Luo Yu, Meziere Jason A, Samolyuk German D, Hart Gus L W, Daymond Mark R, Béland Laurent Karim
Department of Mechanical and Materials Engineering, Queen's University, Kingston, Ontario K7L 2N8, Canada.
Department of Physics, Brigham Young University, Provo, Utah 84602, United States.
J Chem Theory Comput. 2023 Oct 10;19(19):6848-6856. doi: 10.1021/acs.jctc.3c00488. Epub 2023 Sep 12.
Machine learning force fields (MLFFs) are an increasingly popular choice for atomistic simulations due to their high fidelity and improvable nature. Here we propose a hybrid small-cell approach that combines attributes of both offline and active learning to systematically expand a quantum-mechanical (QM) database while constructing MLFFs with increasing model complexity. Our MLFFs employ the moment tensor potential formalism. During this process, we quantitatively assessed the structural properties, elastic properties, dimer potential energies, melting temperatures, phase stability, point defect formation energies, point defect migration energies, free surface energies, and generalized stacking fault (GSF) energies of Zr as predicted by our MLFFs. Unsurprisingly, the model complexity has a positive correlation with prediction accuracy. We also find that the MLFFs were able to predict the properties of out-of-sample configurations without directly including these specific configurations in the training dataset. Additionally, we generated 100 MLFFs of high complexity (1513 parameters each) that reached different local optima during training. Their predictions cluster around the benchmark DFT values, but subtle physical features such as the location of local minima on the GSF energy surface are washed out by statistical noise.
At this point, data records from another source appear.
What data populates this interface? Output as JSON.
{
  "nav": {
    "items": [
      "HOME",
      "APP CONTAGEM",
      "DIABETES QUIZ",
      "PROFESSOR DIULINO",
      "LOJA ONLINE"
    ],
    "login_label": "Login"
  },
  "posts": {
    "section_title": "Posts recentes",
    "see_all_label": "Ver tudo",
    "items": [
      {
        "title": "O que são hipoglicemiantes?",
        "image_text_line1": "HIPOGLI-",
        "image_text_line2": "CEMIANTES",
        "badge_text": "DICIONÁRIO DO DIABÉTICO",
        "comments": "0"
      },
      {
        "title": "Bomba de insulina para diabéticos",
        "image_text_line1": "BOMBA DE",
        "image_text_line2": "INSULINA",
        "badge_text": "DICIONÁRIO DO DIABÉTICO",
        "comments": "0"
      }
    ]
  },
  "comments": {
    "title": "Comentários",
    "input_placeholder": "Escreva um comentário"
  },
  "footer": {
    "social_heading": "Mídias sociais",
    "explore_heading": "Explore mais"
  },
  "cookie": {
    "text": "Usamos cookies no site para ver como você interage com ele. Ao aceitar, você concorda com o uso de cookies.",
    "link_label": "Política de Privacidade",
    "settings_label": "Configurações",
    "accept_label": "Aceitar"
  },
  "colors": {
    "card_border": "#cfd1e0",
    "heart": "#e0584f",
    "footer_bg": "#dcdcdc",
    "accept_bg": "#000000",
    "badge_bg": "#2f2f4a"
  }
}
由于机器学习力场(MLFFs)具有高保真度和可改进的特性,它们在原子模拟中越来越受欢迎。在这里,我们提出了一种混合小单元方法,该方法结合了离线学习和主动学习的属性,以系统地扩展量子力学(QM)数据库,同时构建模型复杂度不断增加的MLFFs。我们的MLFFs采用矩张量势形式。在此过程中,我们定量评估了由我们的MLFFs预测的Zr的结构性质、弹性性质、二聚体势能、熔化温度、相稳定性、点缺陷形成能、点缺陷迁移能、自由表面能和广义堆垛层错(GSF)能。不出所料,模型复杂度与预测精度呈正相关。我们还发现,MLFFs能够预测样本外构型的性质,而无需在训练数据集中直接包含这些特定构型。此外,我们生成了100个高复杂度的MLFFs(每个有1513个参数),它们在训练过程中达到了不同的局部最优。它们的预测聚集在基准DFT值周围,但诸如GSF能量表面上局部最小值的位置等微妙物理特征被统计噪声掩盖了。